Le AAA britannique est à son tour menacé par Fitch

L’agence a revu de «stable» à «négative» sa perspective sur la note, reflétant une probabilité de dégradation légèrement supérieure à 50%
Patrick Aussannaire

La dette britannique est également sur la sellette. Fitch a rétrogradé hier soir la perspective du AAA britannique de «stable» à «négative», ce qui signifie que la probabilité est «légèrement supérieure à 50% que la note soit abaissée dans un horizon à deux ans», selon l’agence. Une décision justifiée par « des marges de manœuvre très limitées pour absorber de futurs chocs économiques compte tenu de tels niveaux élevés de dette et d’une reprise qui pourrait être plus faible que ce qui est actuellement anticipé». Moody’s avait déjà alerté fin décembre que le AAA britannique n’est pas à l’abri dans le cas où la croissance ne serait pas suffisante pour soutenir les efforts budgétaires.

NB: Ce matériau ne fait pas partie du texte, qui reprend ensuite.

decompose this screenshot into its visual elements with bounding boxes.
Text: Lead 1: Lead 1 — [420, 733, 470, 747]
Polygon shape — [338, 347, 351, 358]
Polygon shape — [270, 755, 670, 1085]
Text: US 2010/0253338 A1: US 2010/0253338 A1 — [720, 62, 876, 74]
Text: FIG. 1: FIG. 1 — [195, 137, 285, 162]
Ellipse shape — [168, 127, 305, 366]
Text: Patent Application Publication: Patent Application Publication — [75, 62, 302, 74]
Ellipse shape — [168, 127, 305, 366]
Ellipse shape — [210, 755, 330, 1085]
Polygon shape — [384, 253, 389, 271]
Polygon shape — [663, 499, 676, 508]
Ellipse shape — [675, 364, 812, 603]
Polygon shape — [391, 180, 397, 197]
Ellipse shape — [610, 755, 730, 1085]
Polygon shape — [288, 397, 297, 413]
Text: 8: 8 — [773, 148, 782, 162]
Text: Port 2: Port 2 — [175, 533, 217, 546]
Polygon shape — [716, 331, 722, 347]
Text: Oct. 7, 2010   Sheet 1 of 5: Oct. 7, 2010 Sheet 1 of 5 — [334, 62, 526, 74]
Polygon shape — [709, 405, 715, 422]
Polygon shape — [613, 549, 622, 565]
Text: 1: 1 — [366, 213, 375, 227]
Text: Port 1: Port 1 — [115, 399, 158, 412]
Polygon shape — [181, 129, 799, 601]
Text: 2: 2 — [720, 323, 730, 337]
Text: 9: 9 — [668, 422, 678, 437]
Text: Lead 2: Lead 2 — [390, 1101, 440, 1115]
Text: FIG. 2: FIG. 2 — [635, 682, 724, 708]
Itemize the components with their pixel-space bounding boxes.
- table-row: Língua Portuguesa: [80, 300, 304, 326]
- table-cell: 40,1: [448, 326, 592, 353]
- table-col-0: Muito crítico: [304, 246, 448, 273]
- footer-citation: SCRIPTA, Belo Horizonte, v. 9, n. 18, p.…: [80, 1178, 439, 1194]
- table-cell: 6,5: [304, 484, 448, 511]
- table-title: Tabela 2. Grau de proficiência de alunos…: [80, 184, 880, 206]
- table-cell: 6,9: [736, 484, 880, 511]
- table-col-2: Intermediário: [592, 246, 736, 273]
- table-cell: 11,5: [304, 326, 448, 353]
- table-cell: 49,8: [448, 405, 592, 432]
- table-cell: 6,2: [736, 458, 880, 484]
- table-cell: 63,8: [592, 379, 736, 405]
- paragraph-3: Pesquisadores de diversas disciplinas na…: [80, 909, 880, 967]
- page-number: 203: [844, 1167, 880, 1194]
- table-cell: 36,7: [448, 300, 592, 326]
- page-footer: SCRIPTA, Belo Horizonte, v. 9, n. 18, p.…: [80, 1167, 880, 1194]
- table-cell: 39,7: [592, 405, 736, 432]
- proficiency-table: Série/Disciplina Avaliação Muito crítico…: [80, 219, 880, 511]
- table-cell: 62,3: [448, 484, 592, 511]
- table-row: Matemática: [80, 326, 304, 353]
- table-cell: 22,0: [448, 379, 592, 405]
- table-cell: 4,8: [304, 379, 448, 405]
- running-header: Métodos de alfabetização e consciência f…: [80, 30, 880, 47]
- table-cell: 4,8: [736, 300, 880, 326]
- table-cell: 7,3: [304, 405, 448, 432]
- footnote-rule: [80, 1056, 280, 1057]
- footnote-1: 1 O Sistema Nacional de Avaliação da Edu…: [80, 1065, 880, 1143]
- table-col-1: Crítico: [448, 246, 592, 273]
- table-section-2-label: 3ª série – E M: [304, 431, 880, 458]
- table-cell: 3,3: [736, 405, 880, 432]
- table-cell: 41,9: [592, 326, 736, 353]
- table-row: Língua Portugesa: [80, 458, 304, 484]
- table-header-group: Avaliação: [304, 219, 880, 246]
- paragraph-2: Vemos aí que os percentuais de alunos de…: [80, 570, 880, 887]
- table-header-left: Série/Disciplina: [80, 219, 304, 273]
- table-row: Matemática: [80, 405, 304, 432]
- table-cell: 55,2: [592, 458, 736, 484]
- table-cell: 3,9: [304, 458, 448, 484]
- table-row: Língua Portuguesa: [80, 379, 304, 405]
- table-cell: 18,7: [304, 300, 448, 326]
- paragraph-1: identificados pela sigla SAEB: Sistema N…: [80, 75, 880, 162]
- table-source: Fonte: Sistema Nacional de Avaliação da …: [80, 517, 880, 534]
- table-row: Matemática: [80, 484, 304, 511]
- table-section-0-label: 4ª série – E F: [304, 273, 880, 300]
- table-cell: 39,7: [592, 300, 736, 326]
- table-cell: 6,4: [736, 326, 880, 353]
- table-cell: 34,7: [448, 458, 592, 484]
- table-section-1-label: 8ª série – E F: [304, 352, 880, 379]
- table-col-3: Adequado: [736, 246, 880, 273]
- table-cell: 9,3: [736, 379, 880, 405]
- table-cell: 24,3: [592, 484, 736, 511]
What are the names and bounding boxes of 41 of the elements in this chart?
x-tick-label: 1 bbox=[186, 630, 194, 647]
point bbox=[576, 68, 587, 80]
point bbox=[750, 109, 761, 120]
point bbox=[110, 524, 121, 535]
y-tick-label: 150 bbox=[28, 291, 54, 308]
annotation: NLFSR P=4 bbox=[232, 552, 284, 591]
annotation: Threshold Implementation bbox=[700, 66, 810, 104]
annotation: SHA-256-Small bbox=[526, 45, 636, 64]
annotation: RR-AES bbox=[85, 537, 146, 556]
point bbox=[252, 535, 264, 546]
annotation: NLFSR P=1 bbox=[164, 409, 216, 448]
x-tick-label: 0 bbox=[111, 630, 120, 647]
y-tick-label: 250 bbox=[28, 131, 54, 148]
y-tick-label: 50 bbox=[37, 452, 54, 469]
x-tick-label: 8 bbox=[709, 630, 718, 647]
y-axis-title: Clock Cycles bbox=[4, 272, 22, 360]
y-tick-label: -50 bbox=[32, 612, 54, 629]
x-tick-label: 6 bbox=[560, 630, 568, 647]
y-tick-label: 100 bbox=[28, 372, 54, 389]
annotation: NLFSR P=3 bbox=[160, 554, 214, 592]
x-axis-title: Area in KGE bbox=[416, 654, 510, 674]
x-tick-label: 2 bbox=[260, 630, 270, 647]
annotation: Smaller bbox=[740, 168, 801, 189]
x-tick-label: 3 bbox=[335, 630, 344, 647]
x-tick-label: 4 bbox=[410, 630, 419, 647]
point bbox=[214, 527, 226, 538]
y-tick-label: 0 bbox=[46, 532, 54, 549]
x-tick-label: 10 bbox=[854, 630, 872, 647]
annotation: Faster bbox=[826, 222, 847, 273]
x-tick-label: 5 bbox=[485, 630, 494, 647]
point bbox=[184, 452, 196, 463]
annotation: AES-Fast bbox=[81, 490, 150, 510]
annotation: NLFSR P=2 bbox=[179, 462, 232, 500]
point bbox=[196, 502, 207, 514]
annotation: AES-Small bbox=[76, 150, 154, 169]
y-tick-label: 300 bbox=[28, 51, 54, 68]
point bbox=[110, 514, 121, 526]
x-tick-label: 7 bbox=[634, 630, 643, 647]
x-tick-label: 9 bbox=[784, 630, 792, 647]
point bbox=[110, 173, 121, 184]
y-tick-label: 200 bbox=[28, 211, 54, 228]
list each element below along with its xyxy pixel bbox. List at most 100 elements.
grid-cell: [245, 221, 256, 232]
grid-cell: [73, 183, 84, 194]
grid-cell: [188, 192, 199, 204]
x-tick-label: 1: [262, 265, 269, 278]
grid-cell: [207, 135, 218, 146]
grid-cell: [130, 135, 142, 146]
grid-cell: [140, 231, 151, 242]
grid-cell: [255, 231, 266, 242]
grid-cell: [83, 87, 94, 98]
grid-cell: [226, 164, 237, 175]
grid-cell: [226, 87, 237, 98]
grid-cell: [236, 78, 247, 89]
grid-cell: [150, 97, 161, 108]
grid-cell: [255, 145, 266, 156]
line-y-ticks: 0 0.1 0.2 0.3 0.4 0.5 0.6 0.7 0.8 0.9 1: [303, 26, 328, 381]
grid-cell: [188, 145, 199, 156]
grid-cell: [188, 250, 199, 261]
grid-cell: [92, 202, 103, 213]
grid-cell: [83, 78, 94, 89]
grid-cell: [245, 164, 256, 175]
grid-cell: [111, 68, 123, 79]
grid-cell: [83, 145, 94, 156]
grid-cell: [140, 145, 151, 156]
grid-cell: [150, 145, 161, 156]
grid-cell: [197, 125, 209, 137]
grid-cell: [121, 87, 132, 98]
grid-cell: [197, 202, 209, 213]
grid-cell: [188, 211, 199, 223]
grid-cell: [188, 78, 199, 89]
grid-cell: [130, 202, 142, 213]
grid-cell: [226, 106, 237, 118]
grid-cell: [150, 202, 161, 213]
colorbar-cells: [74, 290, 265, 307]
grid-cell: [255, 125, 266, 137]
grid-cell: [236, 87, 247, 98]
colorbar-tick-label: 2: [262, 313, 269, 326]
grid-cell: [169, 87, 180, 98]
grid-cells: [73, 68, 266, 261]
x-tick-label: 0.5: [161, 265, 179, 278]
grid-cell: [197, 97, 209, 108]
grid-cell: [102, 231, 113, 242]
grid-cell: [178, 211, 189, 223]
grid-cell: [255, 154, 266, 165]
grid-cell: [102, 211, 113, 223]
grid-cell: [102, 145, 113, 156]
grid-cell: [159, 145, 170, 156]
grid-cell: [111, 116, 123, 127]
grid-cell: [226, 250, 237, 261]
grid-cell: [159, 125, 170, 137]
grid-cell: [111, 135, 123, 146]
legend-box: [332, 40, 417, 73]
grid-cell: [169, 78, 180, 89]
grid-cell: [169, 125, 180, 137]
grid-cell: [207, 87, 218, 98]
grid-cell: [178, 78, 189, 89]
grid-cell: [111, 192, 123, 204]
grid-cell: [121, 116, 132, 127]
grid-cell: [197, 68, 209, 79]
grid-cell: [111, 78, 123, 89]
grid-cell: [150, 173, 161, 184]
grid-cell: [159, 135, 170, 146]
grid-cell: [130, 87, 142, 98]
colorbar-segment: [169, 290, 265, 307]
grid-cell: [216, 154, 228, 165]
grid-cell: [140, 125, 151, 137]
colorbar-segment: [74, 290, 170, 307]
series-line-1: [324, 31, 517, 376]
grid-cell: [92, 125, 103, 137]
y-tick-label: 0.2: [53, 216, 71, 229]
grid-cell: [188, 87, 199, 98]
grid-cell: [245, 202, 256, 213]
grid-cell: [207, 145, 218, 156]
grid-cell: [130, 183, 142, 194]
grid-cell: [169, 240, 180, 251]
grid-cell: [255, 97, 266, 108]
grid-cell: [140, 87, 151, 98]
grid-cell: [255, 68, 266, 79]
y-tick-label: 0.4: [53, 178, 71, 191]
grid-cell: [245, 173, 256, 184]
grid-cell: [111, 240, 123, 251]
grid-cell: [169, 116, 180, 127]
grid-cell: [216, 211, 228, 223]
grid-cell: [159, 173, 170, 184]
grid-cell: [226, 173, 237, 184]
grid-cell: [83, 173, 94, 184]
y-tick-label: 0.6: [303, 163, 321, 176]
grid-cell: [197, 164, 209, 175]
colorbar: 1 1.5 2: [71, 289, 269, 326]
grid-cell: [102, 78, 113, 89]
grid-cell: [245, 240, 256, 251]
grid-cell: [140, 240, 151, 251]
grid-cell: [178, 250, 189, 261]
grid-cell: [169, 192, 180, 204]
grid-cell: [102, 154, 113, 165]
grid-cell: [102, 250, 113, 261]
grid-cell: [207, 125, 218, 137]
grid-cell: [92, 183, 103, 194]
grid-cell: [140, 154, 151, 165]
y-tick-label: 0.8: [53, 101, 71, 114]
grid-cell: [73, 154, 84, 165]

Cette alerte intervient une semaine avant la présentation par le chancelier de l’Echiquier, George Osborne, du budget annuel devant le parlement. Le gouvernement subit une forte pression de la part de ses alliés libéraux-démocrates afin d’engager un plan de relance de l'économie, qui s’est contractée de 0,2% au quatrième trimestre 2011. L’excédent du secteur public de 7,75 milliards de livres dégagé en janvier, le meilleur mois depuis janvier 2008, semblait avoir dégagé des marges de manœuvre.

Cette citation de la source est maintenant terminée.